Though some might call it poetic hydrocarbon justice, the Northeast, after a series of refinery closings the last few years, faces higher energy costs because of it. Some say it adds $6 to $8 a barrel to transportation costs, making it much cheaper for a Gulf Coast refinery to ship gasoline out of the country than to the Northeast.







VILLAINS AND THE MEDIA


I was watching the news the other night.

Now if you don't know you should. By the time a story makes the six o'clock or late night news it's older than an issue of last year's People magazine. And usually about as boring.

As is routine for MSM the local station had the requisite young, attractive, ethnically correct, late-twenty something male and female anchors. Well attired, fairly polished and energetic. Like most slicker-than-slick food packages these days, they were gluten-free.

The story centered on how much sugar, that is, grams of the sweet stuff, is in food and how fat we Americans have all become. In case you don't realize it, villains are a prerequisite. Without them who needs heroes?

The trouble with villains is they come in all sizes and shapes and sport their own packaging. So a good part of media time is about those dastardly villains we all love to dislike and sometimes hate.  

When the stock market takes a swoon for the worse, it's those nasty short sellers. If a currency gets debased in the back alleys of some forex trading den, it's those greedy hedge funds. And don't bring up bankers and corporate chieftains with their gluttonous bonuses.
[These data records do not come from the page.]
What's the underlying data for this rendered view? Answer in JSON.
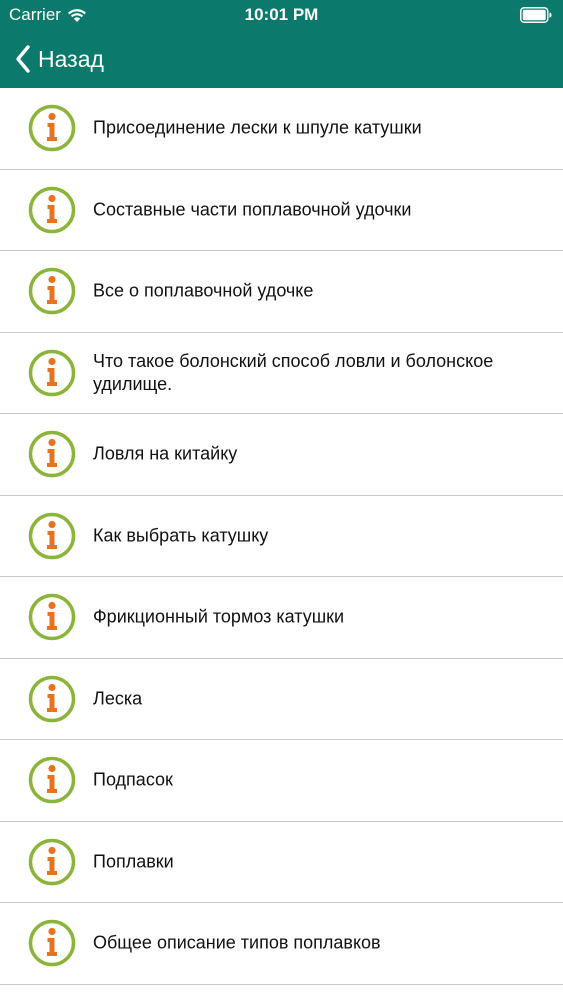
{
  "status_bar": {
    "carrier": "Carrier",
    "time": "10:01 PM",
    "wifi_icon": "wifi-icon",
    "battery_icon": "battery-icon"
  },
  "nav": {
    "back_label": "Назад",
    "back_icon": "chevron-left-icon"
  },
  "colors": {
    "nav_background": "#0b7a6c",
    "icon_ring": "#8ab43a",
    "icon_glyph": "#e8731e"
  },
  "list": {
    "icon": "info-icon",
    "items": [
      {
        "label": "Присоединение лески к шпуле катушки"
      },
      {
        "label": "Составные части поплавочной удочки"
      },
      {
        "label": "Все о поплавочной удочке"
      },
      {
        "label": "Что такое болонский способ ловли и болонское удилище."
      },
      {
        "label": "Ловля на китайку"
      },
      {
        "label": "Как выбрать катушку"
      },
      {
        "label": "Фрикционный тормоз катушки"
      },
      {
        "label": "Леска"
      },
      {
        "label": "Подпасок"
      },
      {
        "label": "Поплавки"
      },
      {
        "label": "Общее описание типов поплавков"
      }
    ]
  }
}
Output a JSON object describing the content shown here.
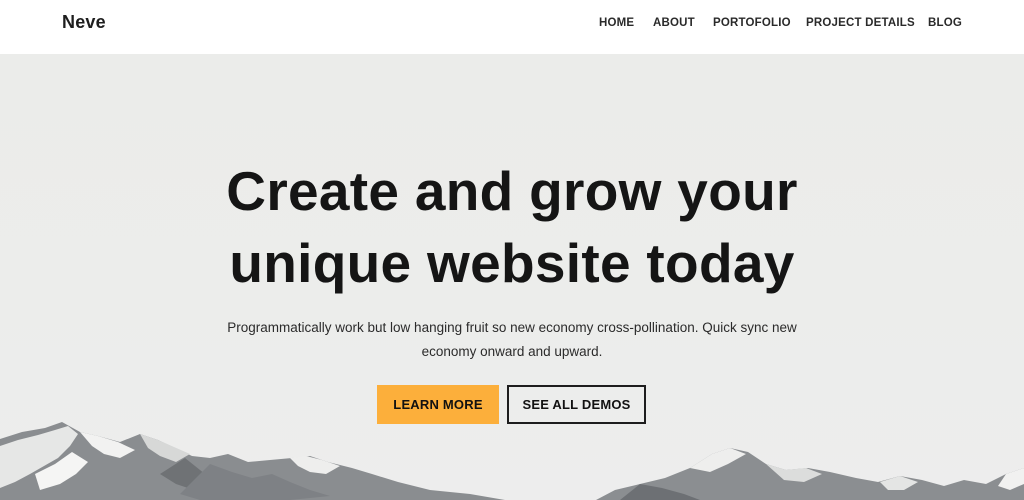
{
  "site": {
    "logo": "Neve"
  },
  "nav": {
    "items": [
      "HOME",
      "ABOUT",
      "PORTOFOLIO",
      "PROJECT DETAILS",
      "BLOG"
    ]
  },
  "hero": {
    "headline_line1": "Create and grow your",
    "headline_line2": "unique website today",
    "subtext": "Programmatically work but low hanging fruit so new economy cross-pollination. Quick sync new economy onward and upward.",
    "primary_button": "LEARN MORE",
    "secondary_button": "SEE ALL DEMOS"
  },
  "colors": {
    "accent": "#fcaf3b",
    "text": "#151515",
    "hero_background": "#ecedeb",
    "header_background": "#ffffff"
  }
}
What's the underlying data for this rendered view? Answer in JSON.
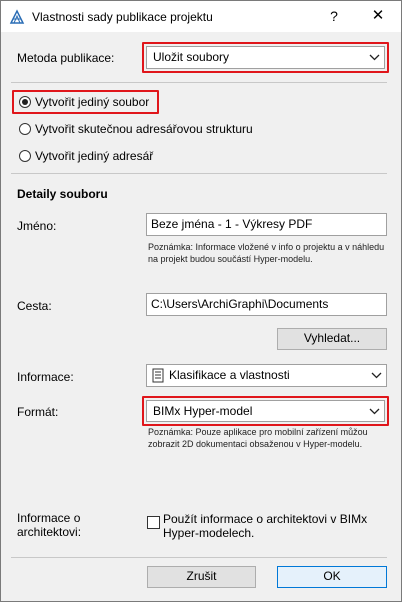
{
  "window": {
    "title": "Vlastnosti sady publikace projektu",
    "help_label": "?",
    "close_label": "✕"
  },
  "method": {
    "label": "Metoda publikace:",
    "value": "Uložit soubory"
  },
  "radios": [
    {
      "label": "Vytvořit jediný soubor",
      "checked": true
    },
    {
      "label": "Vytvořit skutečnou adresářovou strukturu",
      "checked": false
    },
    {
      "label": "Vytvořit jediný adresář",
      "checked": false
    }
  ],
  "details": {
    "heading": "Detaily souboru",
    "name_label": "Jméno:",
    "name_value": "Beze jména - 1 - Výkresy PDF",
    "name_note_1": "Poznámka: Informace vložené v info o projektu a v náhledu",
    "name_note_2": "na projekt budou součástí Hyper-modelu.",
    "path_label": "Cesta:",
    "path_value": "C:\\Users\\ArchiGraphi\\Documents",
    "browse_label": "Vyhledat...",
    "info_label": "Informace:",
    "info_value": "Klasifikace a vlastnosti",
    "format_label": "Formát:",
    "format_value": "BIMx Hyper-model",
    "format_note_1": "Poznámka: Pouze aplikace pro mobilní zařízení můžou",
    "format_note_2": "zobrazit 2D dokumentaci obsaženou v Hyper-modelu.",
    "architect_label_1": "Informace o",
    "architect_label_2": "architektovi:",
    "architect_check_1": "Použít informace o architektovi v BIMx",
    "architect_check_2": "Hyper-modelech.",
    "architect_checked": false
  },
  "buttons": {
    "cancel": "Zrušit",
    "ok": "OK"
  },
  "colors": {
    "highlight": "#e0161b",
    "accent": "#0078d7"
  }
}
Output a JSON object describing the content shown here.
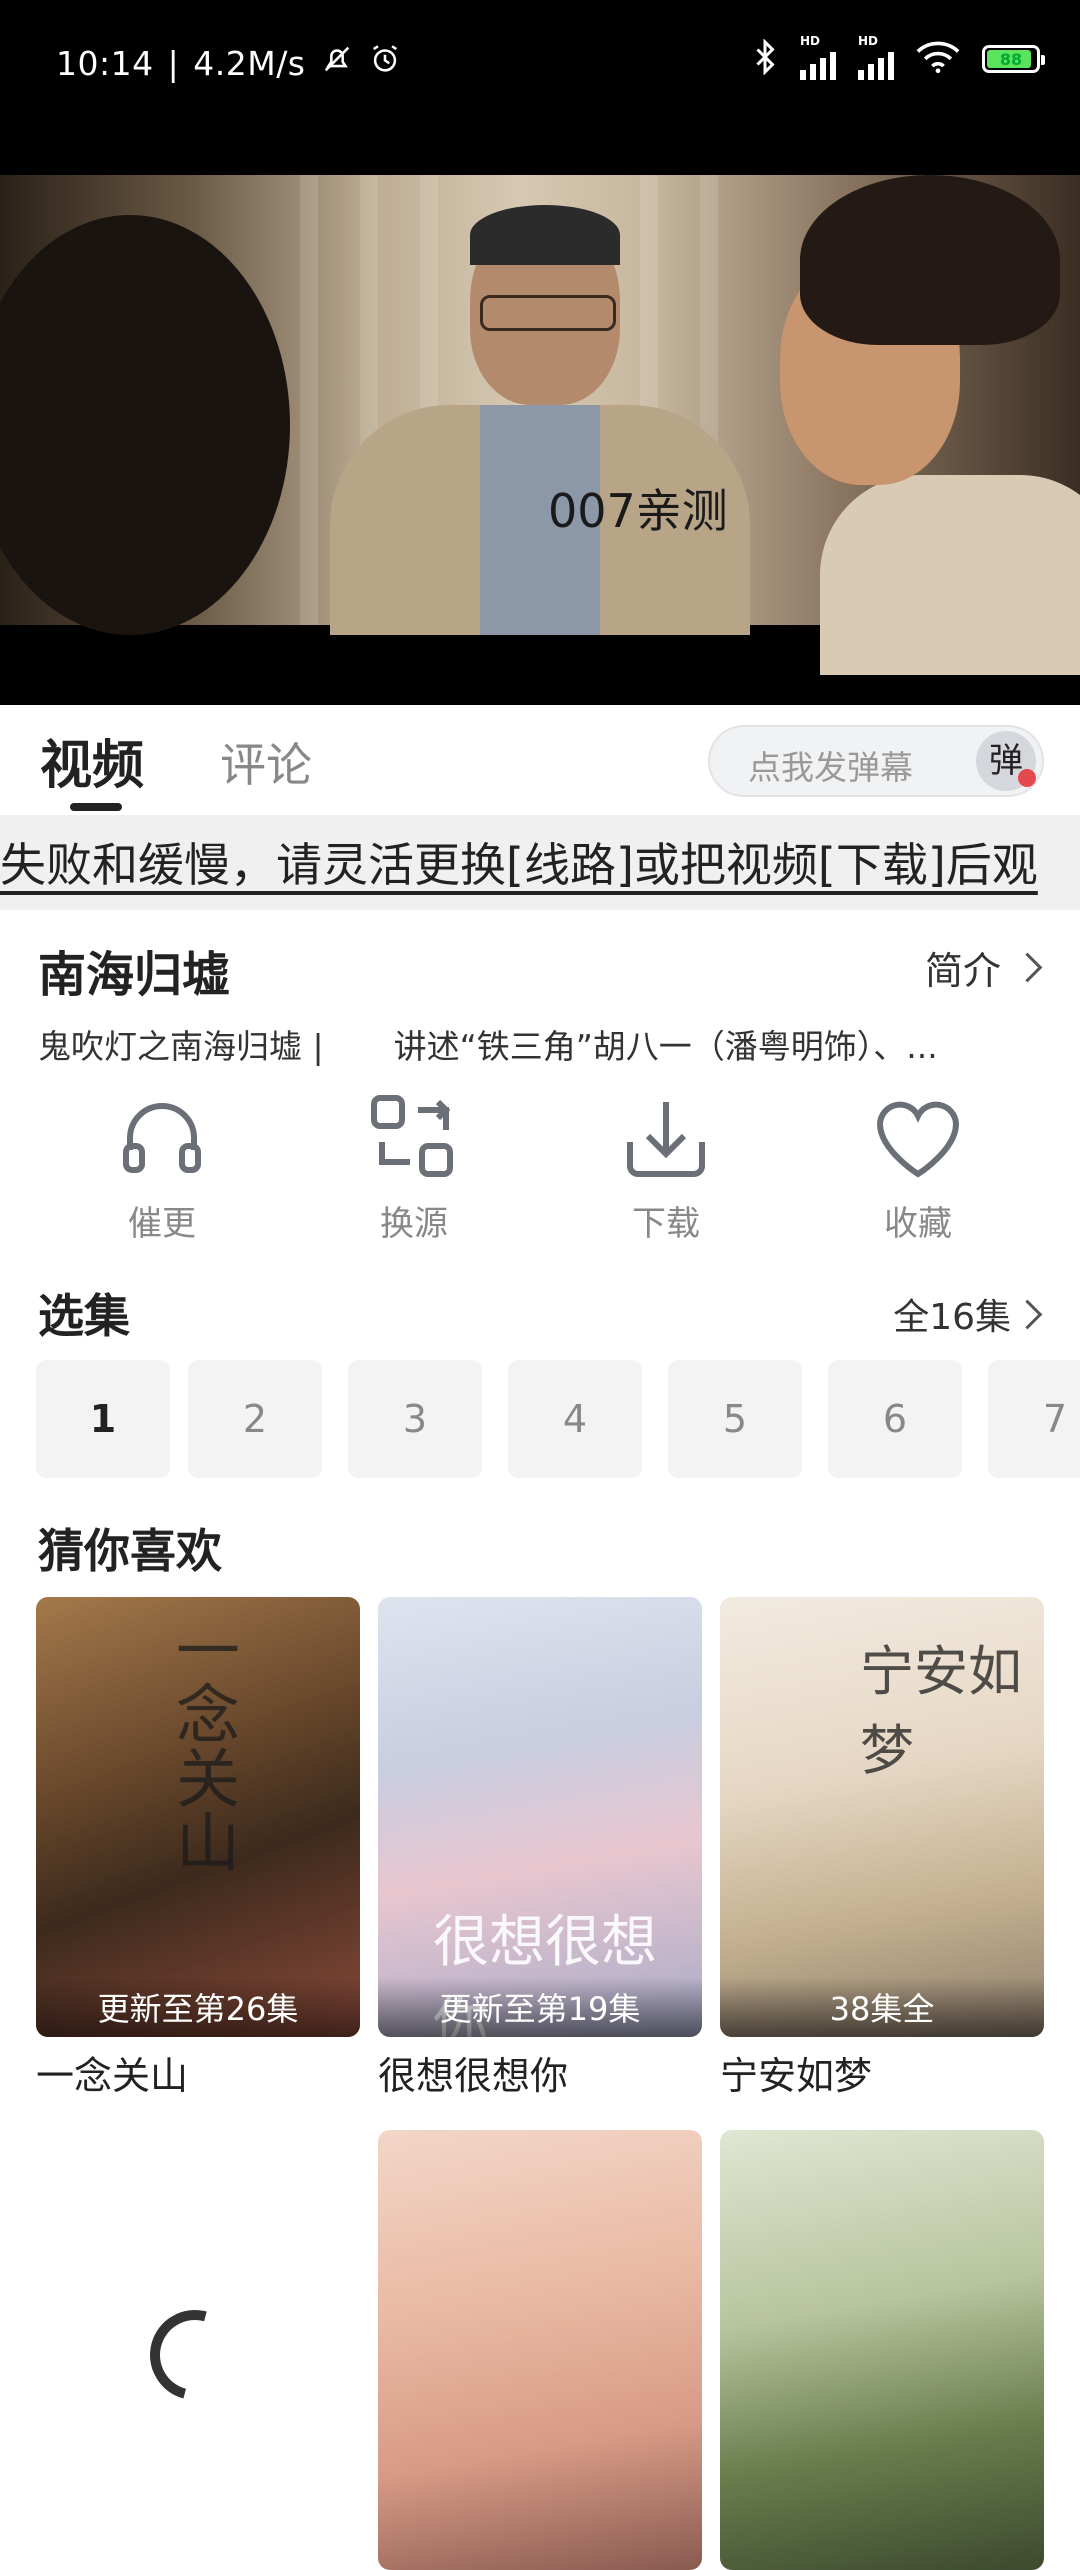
{
  "status_bar": {
    "time": "10:14",
    "speed": "4.2M/s",
    "battery": "88",
    "signal_label": "HD"
  },
  "player": {
    "watermark": "007亲测"
  },
  "tabs": {
    "video": "视频",
    "comments": "评论"
  },
  "danmu": {
    "placeholder": "点我发弹幕",
    "button": "弹"
  },
  "marquee": {
    "text": "失败和缓慢，请灵活更换[线路]或把视频[下载]后观"
  },
  "show": {
    "title": "南海归墟",
    "intro_label": "简介",
    "desc_left": "鬼吹灯之南海归墟 |",
    "desc_right": "讲述“铁三角”胡八一（潘粤明饰）、..."
  },
  "actions": [
    {
      "label": "催更",
      "icon": "headphones-icon"
    },
    {
      "label": "换源",
      "icon": "switch-source-icon"
    },
    {
      "label": "下载",
      "icon": "download-icon"
    },
    {
      "label": "收藏",
      "icon": "heart-icon"
    }
  ],
  "episodes": {
    "title": "选集",
    "all_label": "全16集",
    "items": [
      "1",
      "2",
      "3",
      "4",
      "5",
      "6",
      "7"
    ]
  },
  "recommend": {
    "title": "猜你喜欢",
    "items": [
      {
        "name": "一念关山",
        "badge": "更新至第26集"
      },
      {
        "name": "很想很想你",
        "badge": "更新至第19集"
      },
      {
        "name": "宁安如梦",
        "badge": "38集全"
      },
      {
        "name": "",
        "badge": ""
      },
      {
        "name": "",
        "badge": ""
      }
    ]
  },
  "colors": {
    "accent": "#222222",
    "marquee_bg": "#f0f0f0",
    "danmu_dot": "#e5484d"
  }
}
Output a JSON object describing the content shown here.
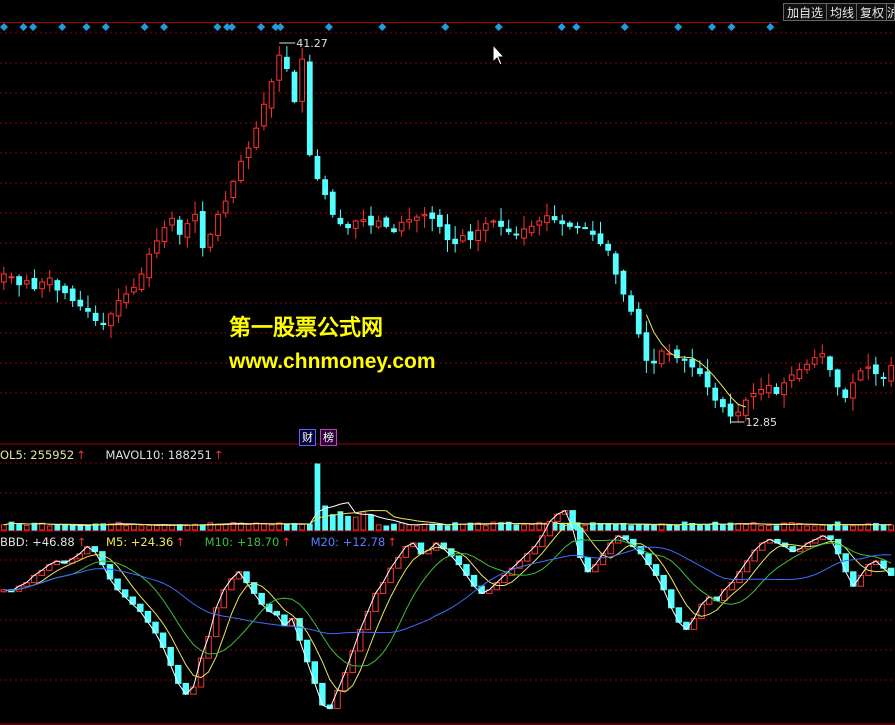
{
  "toolbar": {
    "buttons": [
      {
        "label": "加自选",
        "name": "add-watchlist-button"
      },
      {
        "label": "均线",
        "name": "moving-average-button"
      },
      {
        "label": "复权",
        "name": "adjust-price-button"
      },
      {
        "label": "沪",
        "name": "market-button"
      }
    ]
  },
  "price_chart": {
    "high_label": "41.27",
    "low_label": "12.85"
  },
  "badges": [
    {
      "label": "财",
      "name": "finance-badge",
      "color": "#2a6cff"
    },
    {
      "label": "榜",
      "name": "ranking-badge",
      "color": "#c040c0"
    }
  ],
  "volume_legend": {
    "mavol5": "OL5: 255952",
    "mavol10": "MAVOL10: 188251"
  },
  "indicator_legend": {
    "main": "BBD: +46.88",
    "m5": "M5: +24.36",
    "m10": "M10: +18.70",
    "m20": "M20: +12.78"
  },
  "watermark": {
    "line1": "第一股票公式网",
    "line2": "www.chnmoney.com"
  },
  "colors": {
    "up": "#ff3232",
    "down": "#54ffff",
    "grid": "#8b0000",
    "signal": "#1f9be0",
    "ma5": "#ffffff",
    "ma10": "#e8e85a",
    "ma20": "#3b6dff",
    "m10": "#3bbf3b",
    "watermark": "#ffff00"
  },
  "chart_data": {
    "type": "candlestick",
    "y_max": 41.27,
    "y_min": 12.85,
    "close_path": [
      24,
      23.8,
      23.2,
      23.5,
      22.9,
      23.4,
      23.7,
      22.8,
      22.6,
      22.0,
      21.6,
      21.2,
      20.5,
      20.2,
      21.0,
      22.0,
      22.5,
      23.0,
      24.0,
      25.5,
      26.5,
      27.5,
      28.2,
      27.0,
      27.8,
      28.5,
      26.0,
      27.0,
      28.5,
      29.5,
      31.0,
      32.5,
      33.5,
      35.0,
      36.8,
      38.5,
      40.5,
      39.5,
      37.0,
      40.2,
      33.0,
      31.2,
      30.0,
      28.5,
      27.8,
      27.5,
      28.0,
      28.1,
      27.7,
      28.0,
      27.6,
      27.2,
      27.9,
      28.1,
      28.3,
      28.5,
      28.2,
      27.6,
      26.6,
      26.3,
      26.9,
      26.6,
      27.3,
      27.8,
      28.0,
      27.6,
      27.2,
      27.0,
      27.4,
      27.6,
      28.0,
      28.4,
      28.1,
      27.8,
      27.6,
      27.5,
      27.5,
      27.0,
      26.3,
      25.8,
      24.0,
      22.5,
      21.2,
      19.5,
      17.5,
      17.3,
      18.2,
      18.0,
      17.7,
      17.5,
      17.0,
      16.5,
      15.5,
      14.5,
      14.0,
      13.3,
      13.6,
      14.5,
      15.0,
      15.3,
      15.6,
      15.0,
      15.8,
      16.4,
      16.8,
      17.2,
      17.7,
      18.0,
      16.8,
      15.5,
      14.7,
      15.8,
      16.7,
      17.0,
      16.5,
      16.2,
      17.1
    ],
    "volume_spike_index": 41,
    "bbd_path": [
      0.35,
      0.33,
      0.4,
      0.45,
      0.55,
      0.62,
      0.7,
      0.75,
      0.72,
      0.78,
      0.85,
      0.95,
      0.88,
      0.7,
      0.5,
      0.35,
      0.25,
      0.15,
      0.05,
      -0.1,
      -0.25,
      -0.45,
      -0.7,
      -0.95,
      -1.1,
      -1.0,
      -0.6,
      -0.3,
      0.1,
      0.35,
      0.5,
      0.6,
      0.45,
      0.3,
      0.15,
      0.05,
      0.0,
      -0.15,
      -0.05,
      -0.35,
      -0.65,
      -0.95,
      -1.25,
      -1.3,
      -1.05,
      -0.8,
      -0.5,
      -0.2,
      0.05,
      0.3,
      0.45,
      0.65,
      0.8,
      0.95,
      1.0,
      0.85,
      0.9,
      1.0,
      0.92,
      0.82,
      0.7,
      0.55,
      0.4,
      0.3,
      0.35,
      0.45,
      0.55,
      0.65,
      0.75,
      0.85,
      0.95,
      1.1,
      1.3,
      1.4,
      1.45,
      1.2,
      0.8,
      0.6,
      0.7,
      0.85,
      1.0,
      1.1,
      1.05,
      0.95,
      0.85,
      0.7,
      0.55,
      0.35,
      0.1,
      -0.1,
      -0.2,
      -0.05,
      0.15,
      0.25,
      0.2,
      0.35,
      0.45,
      0.6,
      0.75,
      0.9,
      1.0,
      1.05,
      1.0,
      0.95,
      0.88,
      0.92,
      1.0,
      1.05,
      1.1,
      1.05,
      0.85,
      0.6,
      0.4,
      0.55,
      0.7,
      0.75,
      0.65,
      0.55
    ],
    "signal_diamond_indices": [
      0,
      4,
      6,
      12,
      17,
      21,
      29,
      33,
      44,
      46,
      47,
      53,
      56,
      57,
      67,
      78,
      91,
      102,
      115,
      118,
      128,
      139,
      146,
      150,
      158,
      162,
      171
    ]
  }
}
The term gluten in Latin means glue. Who the hell dared put that vile stuff in our sustenance?  So what if it pumps up bread and increases shelf-life, two features usually the private reserve of politicians.

Keeping your money locked up in anemic-yielding saving and checking accounts in the face of economic slowdowns in the eyes of many is a villainous act.

Forget Oklahoma, villains are the reason God made legislators. And if you are not diligent the next villain they turn up could be you.

The sugar story is an old one That it's just now making it to your local media proves the point. People like Adele Davis and William Dufty railed against its harmful effects in the 1970s. Dufty in 1975 published his now classic, "Sugar Blues."

Critics of Davis, and she had many, what most of us get when we step on establishment toes, will cite her court cases involving the deaths of some children whose parents followed some of her homeopathic prescriptions.

Let's set the record straight. One person in the US dies everyday from penicillin reactions. That's over 300 per year and it's only one of hundreds of patented medicines people ingest every day. Penicillin was discovered in 1928 by Sir Alexander Fleming and came on the market after World War II. At one time the number of annual deaths was much higher.

Davis also spoke out against saturated and hydrogenated fats long before it became acceptable to do so by the establishment. If those fats are not important today why is nearly half the US adult population over 45 on statins? 

If it isn't science, then it must be profits. For the record the diabetic problem the media and social do-gooders like Mayor Bloomberg rage about, mostly Type 2, the acquired kind, is a $35 billion industry.  It's common today to see Type 2 diabetics on two or even three oral hypoglycemics. There is even a pill for so-called pre-diabetics.

The unspoken mantra of big pharmaceuticals is: You got a problem, we got a pill. This isn't a ban or taxing over-sized portions issue. It's an individual responsibility issue, clear and simple, two basic concepts politicians and MSM have an extremely difficult time comprehending.

After all villains are much easier prey.